Maul crashes into the second defensive layer like a battering ram, given purpose and fury, werewolf strength shattering barriers that were designed to withstand dragon fire.

But the fae meet him head-on this time. Two warriors bind his legs with living vines of silver light, dragging him to one knee before he roars and tears free, ripping the spell apart with brute force before embedding a caster into the fortress wall.

Above us, the sky opens.

A volley of star-forged arrows rains down in synchronized arcs, forcing Ash to flare her phoenix wings wide, flames detonating upward to incinerate the projectiles before they reach us. The explosion sends waves of heat rolling across the battlefield, cracking crystal-like ground.

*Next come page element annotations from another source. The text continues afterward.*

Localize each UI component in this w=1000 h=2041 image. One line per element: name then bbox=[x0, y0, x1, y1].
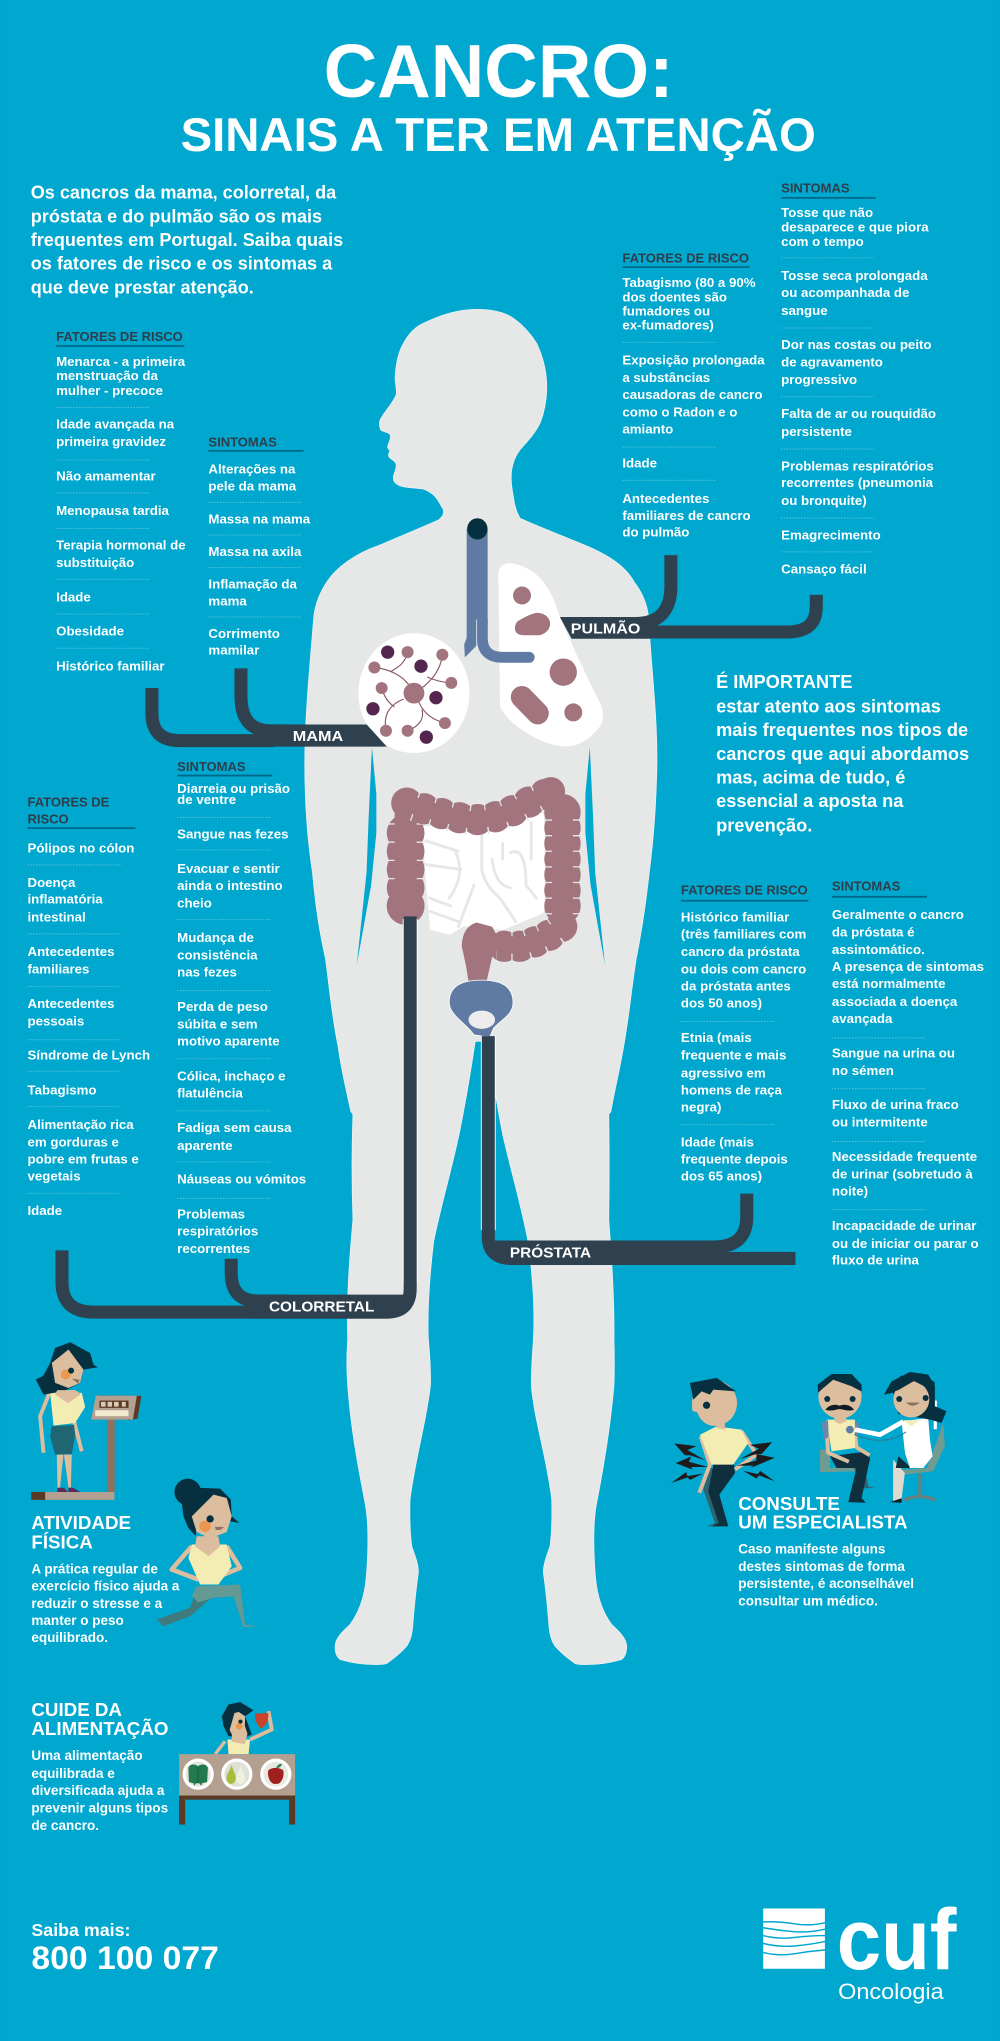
list: Sangue na urina ou bbox=[832, 1045, 955, 1060]
list: negra) bbox=[681, 1100, 721, 1115]
contact: phone number bbox=[31, 1920, 219, 1976]
callout: é importante: mas, acima de tudo, é bbox=[716, 767, 905, 787]
list: assintomático. bbox=[832, 942, 925, 957]
list: Exposição prolongada bbox=[622, 352, 765, 367]
text: consulte um especialista: consultar um médico. bbox=[738, 1593, 878, 1608]
heading: RISCO bbox=[27, 811, 69, 826]
heading: FATORES DE RISCO bbox=[56, 329, 183, 344]
list: mamilar bbox=[208, 642, 259, 657]
list: Sangue nas fezes bbox=[177, 827, 289, 842]
label: PULMÃO: PULMÃO bbox=[571, 620, 640, 638]
list: ou dois com cancro bbox=[681, 961, 806, 976]
text: atividade física: equilibrado. bbox=[31, 1630, 108, 1645]
callout: é importante: cancros que aqui abordamos bbox=[716, 744, 969, 764]
list: ou bronquite) bbox=[781, 493, 867, 508]
connector: pulmão bbox=[560, 555, 816, 639]
human body silhouette bbox=[305, 309, 657, 1665]
list: com o tempo bbox=[781, 234, 864, 249]
list: dos 50 anos) bbox=[681, 996, 762, 1011]
list: aparente bbox=[177, 1138, 233, 1153]
list: motivo aparente bbox=[177, 1034, 280, 1049]
list: A presença de sintomas bbox=[832, 959, 984, 974]
list: Evacuar e sentir bbox=[177, 861, 280, 876]
list: de ventre bbox=[177, 792, 236, 807]
list: progressivo bbox=[781, 372, 857, 387]
list: desaparece e que piora bbox=[781, 219, 929, 234]
list: súbita e sem bbox=[177, 1016, 258, 1031]
heading: FATORES DE RISCO bbox=[681, 883, 808, 898]
illustration: woman on a scale bbox=[31, 1342, 141, 1500]
list: respiratórios bbox=[177, 1224, 258, 1239]
list: agressivo em bbox=[681, 1065, 766, 1080]
list: Não amamentar bbox=[56, 468, 156, 483]
connector: próstata bbox=[488, 1036, 795, 1265]
list: Idade bbox=[56, 589, 91, 604]
list: dos 65 anos) bbox=[681, 1169, 762, 1184]
list: Tabagismo bbox=[27, 1082, 97, 1097]
list: Massa na axila bbox=[208, 544, 302, 559]
list: Mudança de bbox=[177, 930, 254, 945]
list: recorrentes bbox=[177, 1241, 250, 1256]
heading: consulte um especialista: UM ESPECIALISTA bbox=[738, 1512, 908, 1533]
list: Fluxo de urina fraco bbox=[832, 1097, 959, 1112]
text: atividade física: A prática regular de bbox=[31, 1561, 158, 1576]
list: mulher - precoce bbox=[56, 383, 163, 398]
list: sangue bbox=[781, 303, 828, 318]
panel: pulmão sintomas bbox=[781, 181, 940, 577]
label: PRÓSTATA: PRÓSTATA bbox=[510, 1244, 591, 1262]
list: pobre em frutas e bbox=[27, 1152, 139, 1167]
list: Histórico familiar bbox=[56, 659, 165, 674]
list: pessoais bbox=[27, 1013, 84, 1028]
list: frequente depois bbox=[681, 1152, 788, 1167]
illustration: patient and doctor bbox=[818, 1372, 946, 1503]
list: Falta de ar ou rouquidão bbox=[781, 406, 936, 421]
list: vegetais bbox=[27, 1169, 81, 1184]
list: Tabagismo (80 a 90% bbox=[622, 275, 756, 290]
intro text: frequentes em Portugal. Saiba quais bbox=[31, 230, 343, 250]
list: Antecedentes bbox=[27, 944, 114, 959]
list: frequente e mais bbox=[681, 1048, 786, 1063]
list: Menopausa tardia bbox=[56, 503, 170, 518]
panel: pulmão fatores de risco bbox=[622, 250, 768, 540]
callout: é importante: prevenção. bbox=[716, 816, 812, 836]
text: cuide da alimentação: de cancro. bbox=[31, 1818, 99, 1833]
list: noite) bbox=[832, 1184, 868, 1199]
list: (três familiares com bbox=[681, 927, 806, 942]
illustration: man in pain bbox=[671, 1378, 775, 1526]
list: Problemas respiratórios bbox=[781, 458, 934, 473]
panel: mama fatores de risco bbox=[56, 329, 189, 674]
list: Tosse seca prolongada bbox=[781, 268, 928, 283]
callout: é importante: essencial a aposta na bbox=[716, 791, 904, 811]
list: familiares bbox=[27, 961, 89, 976]
heading: SINTOMAS bbox=[177, 759, 246, 774]
lung bbox=[498, 563, 603, 747]
panel: mama sintomas bbox=[208, 434, 314, 657]
panel: colorretal sintomas bbox=[177, 759, 310, 1256]
list: homens de raça bbox=[681, 1082, 783, 1097]
list: do pulmão bbox=[622, 525, 689, 540]
text: consulte um especialista: persistente, é aconselhável bbox=[738, 1576, 914, 1591]
list: de agravamento bbox=[781, 355, 883, 370]
list: intestinal bbox=[27, 909, 86, 924]
list: Cólica, inchaço e bbox=[177, 1068, 286, 1083]
list: como o Radon e o bbox=[622, 405, 737, 420]
list: consistência bbox=[177, 948, 258, 963]
intro text: próstata e do pulmão são os mais bbox=[31, 206, 322, 226]
list: Alimentação rica bbox=[27, 1117, 134, 1132]
list: da próstata antes bbox=[681, 979, 791, 994]
connector: colorretal bbox=[62, 916, 410, 1319]
text: consulte um especialista: Caso manifeste alguns bbox=[738, 1541, 885, 1556]
intro text: os fatores de risco e os sintomas a bbox=[31, 254, 333, 274]
list: a substâncias bbox=[622, 370, 710, 385]
list: Cansaço fácil bbox=[781, 562, 867, 577]
logo: cuf oncologia bbox=[763, 1892, 957, 2004]
list: persistente bbox=[781, 424, 852, 439]
heading: cuide da alimentação: ALIMENTAÇÃO bbox=[31, 1718, 168, 1739]
panel: próstata sintomas bbox=[832, 879, 988, 1268]
list: mama bbox=[208, 593, 247, 608]
list: Obesidade bbox=[56, 624, 124, 639]
heading: SINTOMAS bbox=[832, 879, 901, 894]
text: atividade física: exercício físico ajuda a bbox=[31, 1578, 180, 1593]
list: nas fezes bbox=[177, 965, 237, 980]
list: Inflamação da bbox=[208, 577, 298, 592]
text: cuide da alimentação: diversificada ajuda a bbox=[31, 1783, 165, 1798]
list: ou intermitente bbox=[832, 1114, 928, 1129]
list: ou acompanhada de bbox=[781, 285, 909, 300]
list: Incapacidade de urinar bbox=[832, 1218, 976, 1233]
list: cheio bbox=[177, 896, 212, 911]
list: Histórico familiar bbox=[681, 909, 789, 924]
list: de urinar (sobretudo à bbox=[832, 1166, 973, 1181]
list: flatulência bbox=[177, 1085, 243, 1100]
text: cuide da alimentação: prevenir alguns tipos bbox=[31, 1800, 168, 1815]
list: associada a doença bbox=[832, 994, 958, 1009]
list: amianto bbox=[622, 422, 673, 437]
list: primeira gravidez bbox=[56, 434, 166, 449]
list: recorrentes (pneumonia bbox=[781, 475, 934, 490]
text: cuide da alimentação: Uma alimentação bbox=[31, 1748, 143, 1763]
text: atividade física: manter o peso bbox=[31, 1613, 124, 1628]
list: em gorduras e bbox=[27, 1134, 119, 1149]
list: Fadiga sem causa bbox=[177, 1120, 292, 1135]
list: Antecedentes bbox=[622, 491, 709, 506]
colon bbox=[387, 777, 565, 981]
callout: é importante bbox=[716, 671, 974, 836]
list: da próstata é bbox=[832, 924, 915, 939]
heading: SINTOMAS bbox=[208, 434, 277, 449]
list: dos doentes são bbox=[622, 289, 727, 304]
list: Idade bbox=[27, 1203, 62, 1218]
contact: phone number: Saiba mais: bbox=[31, 1920, 130, 1940]
callout: é importante: É IMPORTANTE bbox=[716, 671, 852, 692]
list: Menarca - a primeira bbox=[56, 354, 186, 369]
heading: SINTOMAS bbox=[781, 181, 850, 196]
list: está normalmente bbox=[832, 976, 945, 991]
list: no sémen bbox=[832, 1063, 894, 1078]
contact: phone number: 800 100 077 bbox=[31, 1940, 219, 1976]
bladder / prostate bbox=[449, 980, 513, 1037]
panel: próstata fatores de risco bbox=[681, 883, 810, 1184]
list: Diarreia ou prisão bbox=[177, 781, 290, 796]
panel: colorretal fatores de risco bbox=[27, 795, 154, 1218]
list: pele da mama bbox=[208, 479, 297, 494]
list: Pólipos no cólon bbox=[27, 840, 134, 855]
callout: é importante: estar atento aos sintomas bbox=[716, 697, 941, 717]
intro text: que deve prestar atenção. bbox=[31, 278, 254, 298]
list: avançada bbox=[832, 1011, 893, 1026]
intro text: Os cancros da mama, colorretal, da bbox=[31, 183, 337, 203]
small intestine bbox=[422, 813, 550, 935]
list: Problemas bbox=[177, 1206, 245, 1221]
trachea bbox=[464, 518, 529, 657]
connector: mama bbox=[152, 668, 387, 747]
list: cancro da próstata bbox=[681, 944, 800, 959]
illustration: woman with healthy food at a table bbox=[179, 1702, 295, 1825]
list: Necessidade frequente bbox=[832, 1149, 977, 1164]
heading: cuide da alimentação: CUIDE DA bbox=[31, 1699, 122, 1720]
list: Emagrecimento bbox=[781, 527, 881, 542]
list: Idade avançada na bbox=[56, 417, 175, 432]
list: ainda o intestino bbox=[177, 878, 283, 893]
callout: é importante: mais frequentes nos tipos de bbox=[716, 720, 968, 740]
logo: cuf oncologia: Oncologia bbox=[838, 1979, 945, 2004]
list: causadoras de cancro bbox=[622, 387, 762, 402]
heading: atividade física: ATIVIDADE bbox=[31, 1512, 131, 1533]
heading: consulte um especialista: CONSULTE bbox=[738, 1493, 840, 1514]
list: Antecedentes bbox=[27, 996, 114, 1011]
list: ex-fumadores) bbox=[622, 318, 714, 333]
list: Corrimento bbox=[208, 626, 280, 641]
illustration: woman exercising bbox=[157, 1479, 258, 1627]
list: Geralmente o cancro bbox=[832, 907, 964, 922]
title: SINAIS A TER EM ATENÇÃO bbox=[181, 108, 816, 162]
title bbox=[181, 29, 816, 162]
heading: FATORES DE RISCO bbox=[622, 250, 749, 265]
label: COLORRETAL: COLORRETAL bbox=[269, 1298, 374, 1315]
list: fluxo de urina bbox=[832, 1253, 920, 1268]
list: Massa na mama bbox=[208, 511, 311, 526]
list: menstruação da bbox=[56, 368, 158, 383]
list: familiares de cancro bbox=[622, 508, 751, 523]
list: substituição bbox=[56, 555, 134, 570]
breast tissue circle bbox=[358, 633, 470, 753]
list: Etnia (mais bbox=[681, 1030, 752, 1045]
list: Idade (mais bbox=[681, 1134, 754, 1149]
text: atividade física: reduzir o stresse e a bbox=[31, 1596, 163, 1611]
list: Síndrome de Lynch bbox=[27, 1048, 150, 1063]
list: Perda de peso bbox=[177, 999, 268, 1014]
gaps between arms and torso bbox=[357, 747, 605, 965]
text: consulte um especialista: destes sintomas de forma bbox=[738, 1559, 905, 1574]
list: Náuseas ou vómitos bbox=[177, 1172, 306, 1187]
list: Terapia hormonal de bbox=[56, 538, 186, 553]
list: inflamatória bbox=[27, 892, 103, 907]
list: ou de iniciar ou parar o bbox=[832, 1236, 979, 1251]
list: Tosse que não bbox=[781, 205, 873, 220]
list: fumadores ou bbox=[622, 303, 710, 318]
list: Alterações na bbox=[208, 462, 296, 477]
label: MAMA: MAMA bbox=[293, 728, 343, 745]
heading: FATORES DE bbox=[27, 795, 110, 810]
title: CANCRO: bbox=[324, 29, 674, 113]
list: Dor nas costas ou peito bbox=[781, 337, 932, 352]
list: Doença bbox=[27, 875, 76, 890]
logo: cuf oncologia: cuf bbox=[837, 1892, 957, 1988]
list: Idade bbox=[622, 456, 657, 471]
text: cuide da alimentação: equilibrada e bbox=[31, 1766, 115, 1781]
heading: atividade física: FÍSICA bbox=[31, 1531, 93, 1552]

The fae defensive formation bends but doesn’t break. They counterstep, rotating into new positions, weaving spells that lash like whips of liquid moonlight.

Ivy’s vines erupt from cracks in the crystallized ground, curling tight and rooting into the fractures even in this realm divorced from living earth, strangling fae warriors with thorned creepers that constrict and drain in equal measure.

One seelie noble counters by turning the vines to glass mid-growth, shattering half of Ivy’s reach before she snarls and forces new growth through the fractures.

Ash manifests full phoenix wings, flames burning bright enough to melt through magical barriers, her fire working in tandem with mine to create thermal gradients that crack defensive structures from the inside out.

Luna calls moisture from the air, condensing breath and ambient magic into impossible waves that crash through the second layer with enough force to send warriors tumbling backward.

A fae mage attempts to freeze the water mid-motion, but Luna twists her wrist, and the wave collapses into a crushing spiral that drags him under.